You only need 1 post, not 50 page thread:

http://www.bimmerfest.com/forums/showpost.php?p=8020396&postcount=7


----------



## youre1m (Mar 4, 2017)

Perfect, thanks for the prompt response, I'll give it a whirl later once the laptop charges up again.


----------



## youre1m (Mar 4, 2017)

Hi,

I've tried to follow the instructions but the document is based on an older version of e-sys so it seems it's all changed a bit. I'm running 3.28.1, so when I right click FA the option I get activate FA rather than calculate FP. I've done that and can scroll down to find 6nh, but there's no option to change it, right click options are greyed out and it hasn't automatically moved me to FA editor view.

I've then found FA editor under Editors and viewers, but this in blank and requests me to browse to an FA file. I do this and I only have FaListSample.xml in the default FA location, presumably I haven't read the FA successfully?


----------



## youre1m (Mar 4, 2017)

Sorted thanks for the help. Found the following video link very helpful for FA coding using 3.28.1 as the instructions in the link provided above are for an older version. Bluetooth streaming at last, thanks for your help.

https://youtu.be/wKuIRbC9R7Q

:thumbup:


----------



## Simania_NL (Dec 11, 2017)

Okey I've coded 6NL and it shows up right.
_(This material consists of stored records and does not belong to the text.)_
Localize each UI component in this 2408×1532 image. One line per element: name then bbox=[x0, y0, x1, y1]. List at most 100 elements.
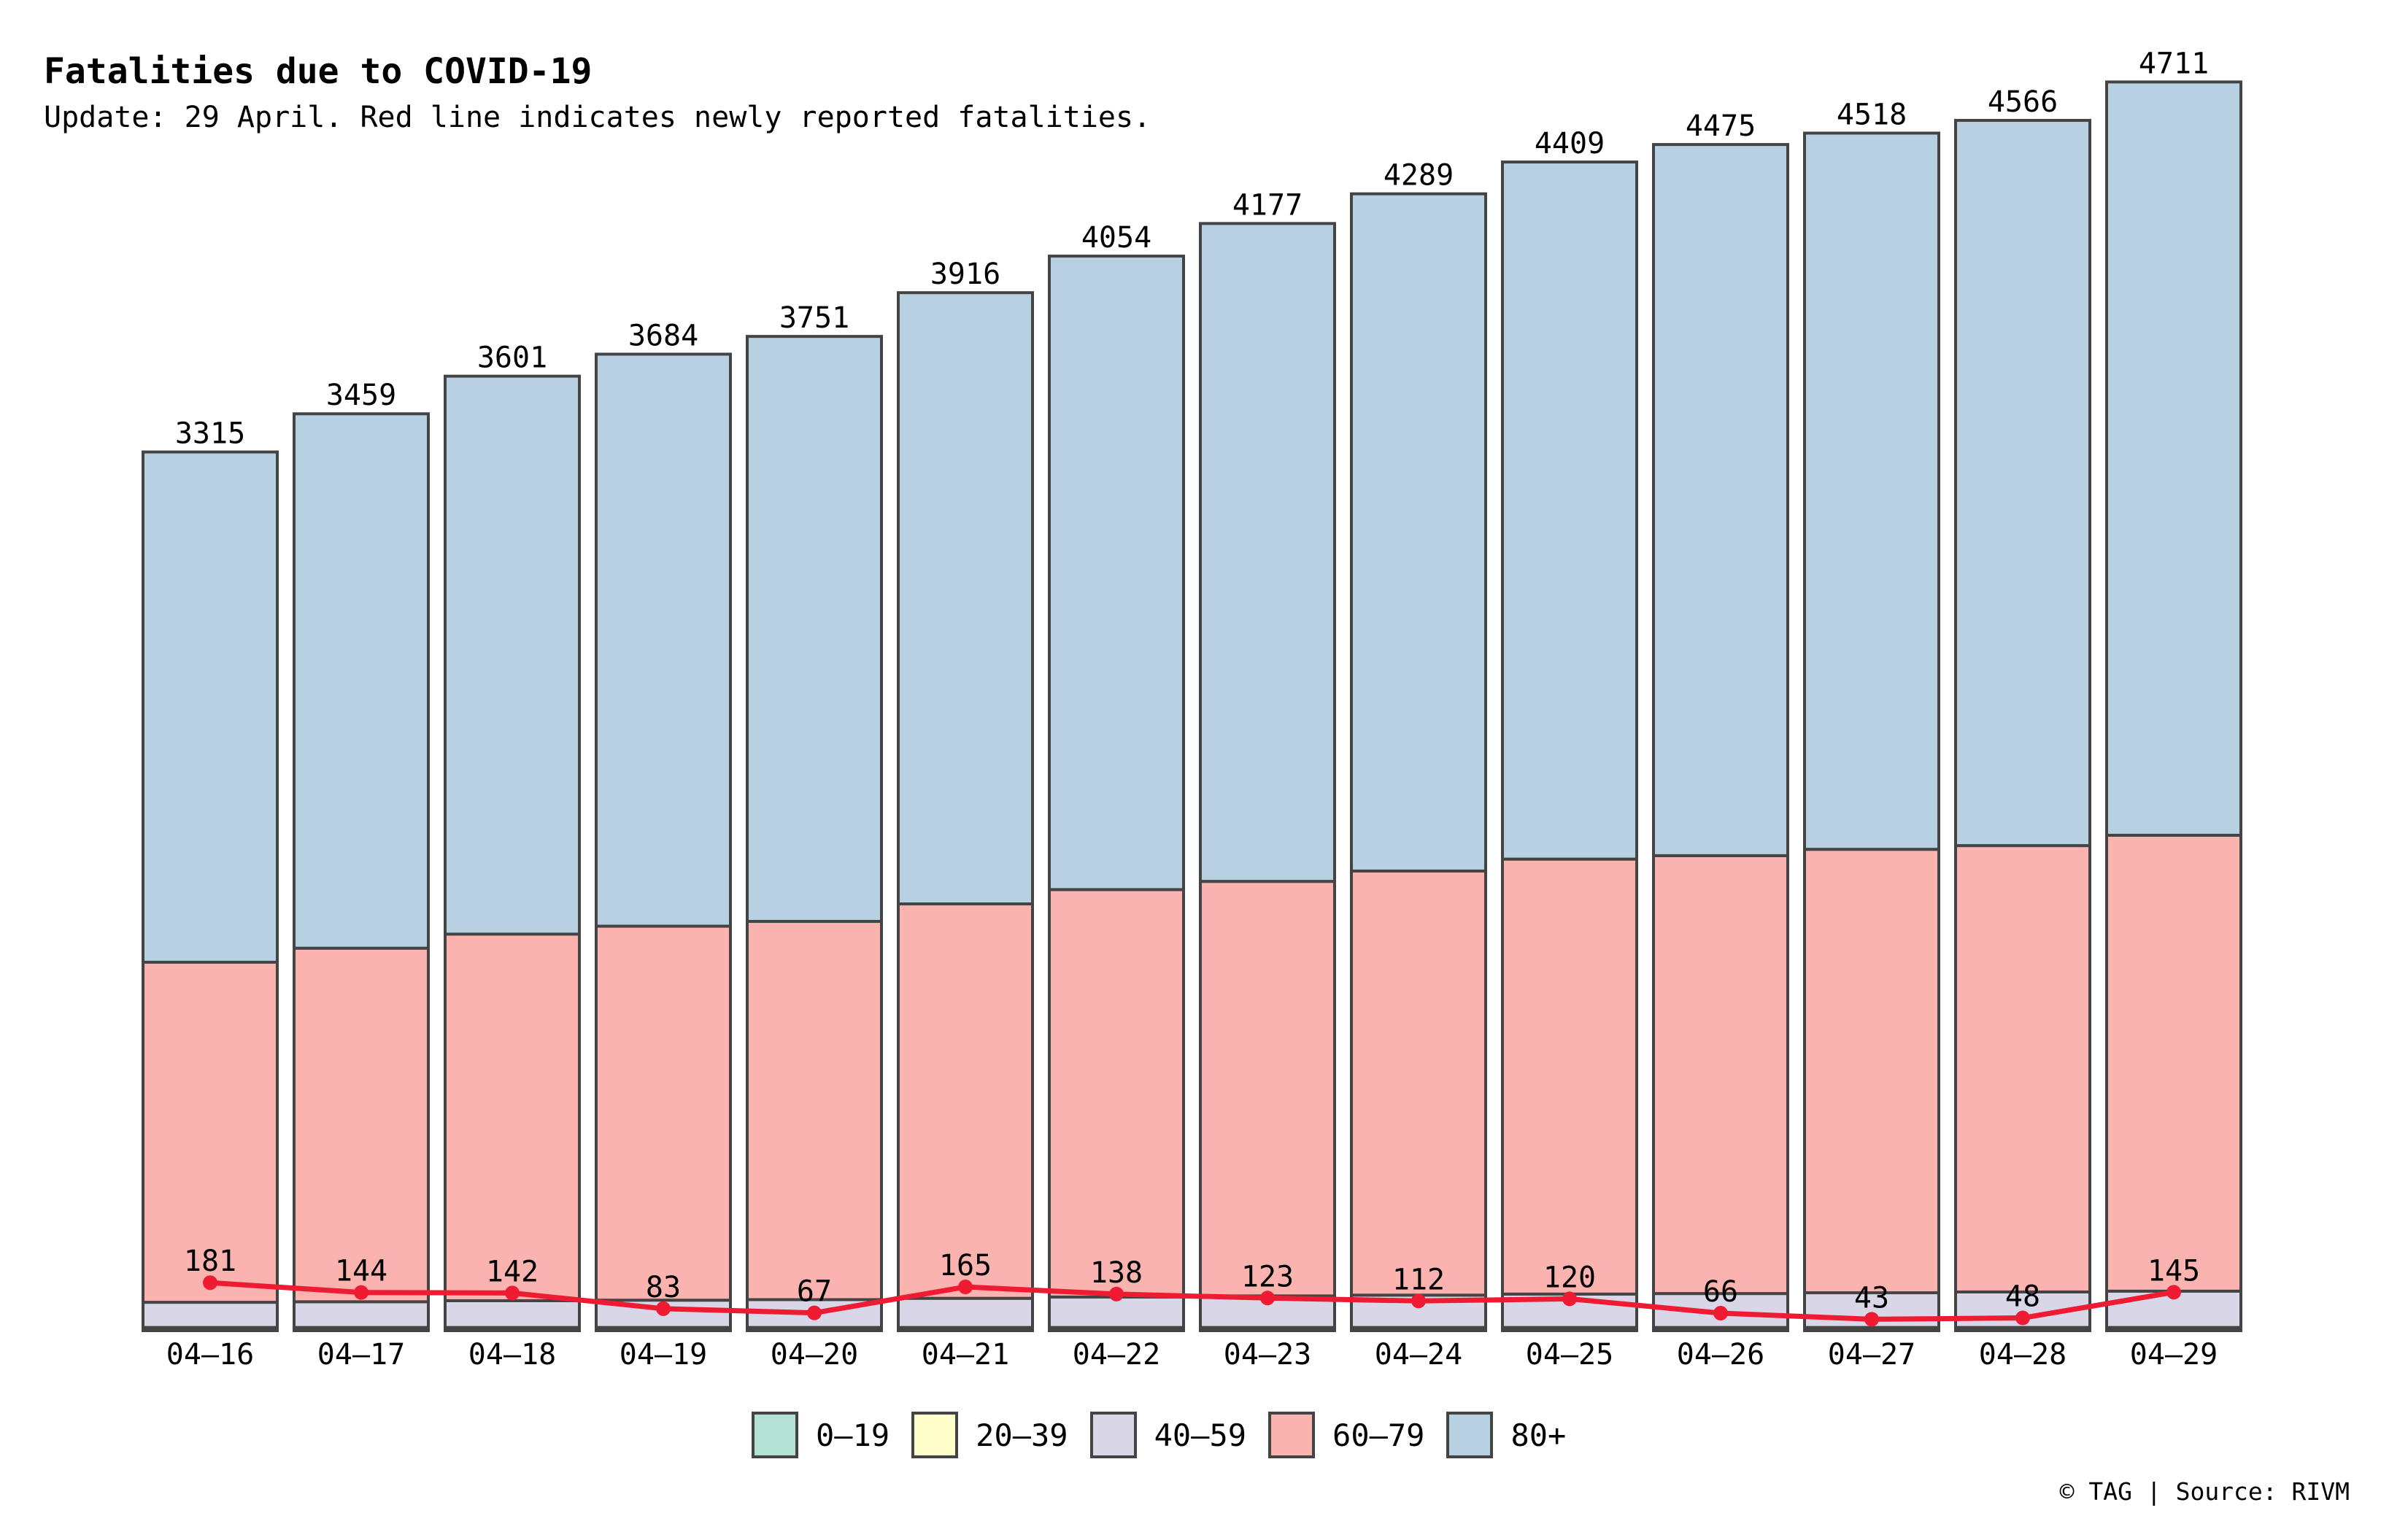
x-tick-label: 04–18 bbox=[468, 1338, 556, 1372]
chart-subtitle: Update: 29 April. Red line indicates new… bbox=[44, 101, 1151, 134]
x-tick-label: 04–29 bbox=[2130, 1338, 2218, 1372]
bar-segment-80+-8 bbox=[1350, 192, 1487, 873]
bar-segment-60-79-4 bbox=[746, 920, 883, 1301]
x-tick-label: 04–22 bbox=[1073, 1338, 1160, 1372]
bar-segment-60-79-11 bbox=[1803, 848, 1940, 1295]
new-fatalities-label: 123 bbox=[1241, 1260, 1294, 1293]
bar-segment-60-79-0 bbox=[142, 960, 279, 1304]
new-fatalities-point bbox=[958, 1280, 973, 1295]
bar-total-label: 3751 bbox=[779, 301, 849, 335]
x-tick-label: 04–28 bbox=[1979, 1338, 2067, 1372]
bar-segment-40-59-5 bbox=[897, 1296, 1034, 1329]
legend-item: 60–79 bbox=[1268, 1412, 1424, 1458]
legend-label: 20–39 bbox=[976, 1417, 1068, 1453]
new-fatalities-point bbox=[1713, 1306, 1728, 1321]
bar-segment-80+-10 bbox=[1652, 143, 1789, 857]
new-fatalities-point bbox=[505, 1285, 520, 1301]
bar-total-label: 4289 bbox=[1384, 159, 1454, 193]
new-fatalities-label: 83 bbox=[646, 1271, 681, 1304]
new-fatalities-point bbox=[354, 1285, 368, 1300]
bar-segment-80+-1 bbox=[293, 412, 430, 950]
bar-segment-60-79-3 bbox=[595, 924, 732, 1302]
x-tick-label: 04–26 bbox=[1677, 1338, 1764, 1372]
bar-total-label: 3459 bbox=[326, 379, 396, 412]
bar-segment-60-79-6 bbox=[1048, 888, 1185, 1299]
bar-segment-80+-5 bbox=[897, 291, 1034, 906]
bar-segment-80+-2 bbox=[444, 374, 581, 936]
bar-segment-80+-6 bbox=[1048, 255, 1185, 891]
bar-segment-80+-13 bbox=[2105, 80, 2242, 837]
new-fatalities-point bbox=[2015, 1310, 2030, 1326]
new-fatalities-label: 181 bbox=[184, 1245, 236, 1278]
new-fatalities-label: 43 bbox=[1854, 1281, 1889, 1315]
new-fatalities-point bbox=[656, 1301, 671, 1316]
bar-total-label: 4711 bbox=[2139, 47, 2209, 80]
x-tick-label: 04–27 bbox=[1828, 1338, 1915, 1372]
legend-item: 0–19 bbox=[752, 1412, 890, 1458]
bar-segment-40-59-6 bbox=[1048, 1295, 1185, 1329]
legend-label: 60–79 bbox=[1332, 1417, 1425, 1453]
bar-segment-60-79-5 bbox=[897, 902, 1034, 1300]
legend-item: 80+ bbox=[1446, 1412, 1566, 1458]
x-tick-label: 04–24 bbox=[1375, 1338, 1462, 1372]
new-fatalities-label: 144 bbox=[335, 1255, 387, 1288]
new-fatalities-label: 120 bbox=[1543, 1261, 1596, 1294]
new-fatalities-point bbox=[203, 1275, 217, 1291]
new-fatalities-label: 138 bbox=[1090, 1256, 1143, 1290]
x-tick-label: 04–17 bbox=[317, 1338, 405, 1372]
bar-segment-40-59-0 bbox=[142, 1301, 279, 1329]
bar-total-label: 4566 bbox=[1988, 85, 2058, 119]
new-fatalities-label: 112 bbox=[1392, 1263, 1445, 1296]
x-tick-label: 04–21 bbox=[922, 1338, 1009, 1372]
x-tick-label: 04–20 bbox=[771, 1338, 858, 1372]
bar-total-label: 4518 bbox=[1837, 98, 1907, 131]
legend-label: 80+ bbox=[1510, 1417, 1567, 1453]
bar-segment-40-59-2 bbox=[444, 1299, 581, 1329]
bar-segment-80+-9 bbox=[1501, 160, 1638, 861]
legend-swatch bbox=[1089, 1412, 1137, 1458]
new-fatalities-label: 165 bbox=[939, 1249, 992, 1283]
chart-title: Fatalities due to COVID-19 bbox=[44, 51, 593, 92]
new-fatalities-point bbox=[2166, 1285, 2181, 1300]
legend-item: 40–59 bbox=[1089, 1412, 1246, 1458]
legend-swatch bbox=[1268, 1412, 1316, 1458]
x-tick-label: 04–19 bbox=[620, 1338, 707, 1372]
legend-swatch bbox=[911, 1412, 959, 1458]
new-fatalities-label: 48 bbox=[2005, 1280, 2040, 1314]
chart-legend: 0–19 20–39 40–59 60–79 80+ bbox=[752, 1412, 1588, 1458]
bar-segment-60-79-1 bbox=[293, 946, 430, 1304]
new-fatalities-point bbox=[1411, 1293, 1426, 1309]
bar-segment-60-79-9 bbox=[1501, 857, 1638, 1296]
bar-total-label: 3684 bbox=[628, 319, 698, 352]
new-fatalities-point bbox=[807, 1305, 822, 1320]
new-fatalities-label: 142 bbox=[486, 1255, 539, 1288]
new-fatalities-label: 145 bbox=[2147, 1254, 2200, 1288]
bar-segment-40-59-1 bbox=[293, 1300, 430, 1329]
new-fatalities-point bbox=[1260, 1291, 1275, 1306]
bar-segment-60-79-12 bbox=[1954, 844, 2091, 1293]
bar-segment-60-79-7 bbox=[1199, 880, 1336, 1298]
bar-segment-60-79-10 bbox=[1652, 854, 1789, 1296]
x-tick-label: 04–23 bbox=[1224, 1338, 1311, 1372]
bar-segment-80+-3 bbox=[595, 352, 732, 928]
bar-segment-80+-7 bbox=[1199, 222, 1336, 883]
bar-total-label: 4177 bbox=[1232, 188, 1303, 222]
bar-total-label: 3315 bbox=[175, 417, 245, 451]
x-tick-label: 04–16 bbox=[166, 1338, 254, 1372]
legend-swatch bbox=[1446, 1412, 1494, 1458]
bar-total-label: 4409 bbox=[1535, 127, 1605, 160]
new-fatalities-point bbox=[1562, 1291, 1577, 1307]
new-fatalities-point bbox=[1864, 1312, 1879, 1327]
legend-item: 20–39 bbox=[911, 1412, 1068, 1458]
new-fatalities-label: 66 bbox=[1703, 1275, 1738, 1309]
new-fatalities-line bbox=[209, 1280, 2174, 1322]
legend-label: 0–19 bbox=[816, 1417, 890, 1453]
bar-segment-60-79-13 bbox=[2105, 833, 2242, 1293]
bar-segment-80+-11 bbox=[1803, 131, 1940, 851]
x-tick-label: 04–25 bbox=[1526, 1338, 1613, 1372]
bar-segment-60-79-8 bbox=[1350, 869, 1487, 1297]
bar-segment-80+-4 bbox=[746, 335, 883, 924]
bar-segment-60-79-2 bbox=[444, 932, 581, 1302]
bar-segment-80+-12 bbox=[1954, 119, 2091, 848]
Can stream audio via BT to my car, but the moment I connect the USB cable to the phone, things stop working. Of course I get a message that when the phone is connected to the USB-port the BT is not working, got that. But after disconnecting the phone from the USB-port, I'm not able to connect it to the car again via BT, never. Not after switching off the the car, just not possible. The audio icon in the BT-settings somehow stay greyed-out.
Somebody any thoughts?????

Regards


----------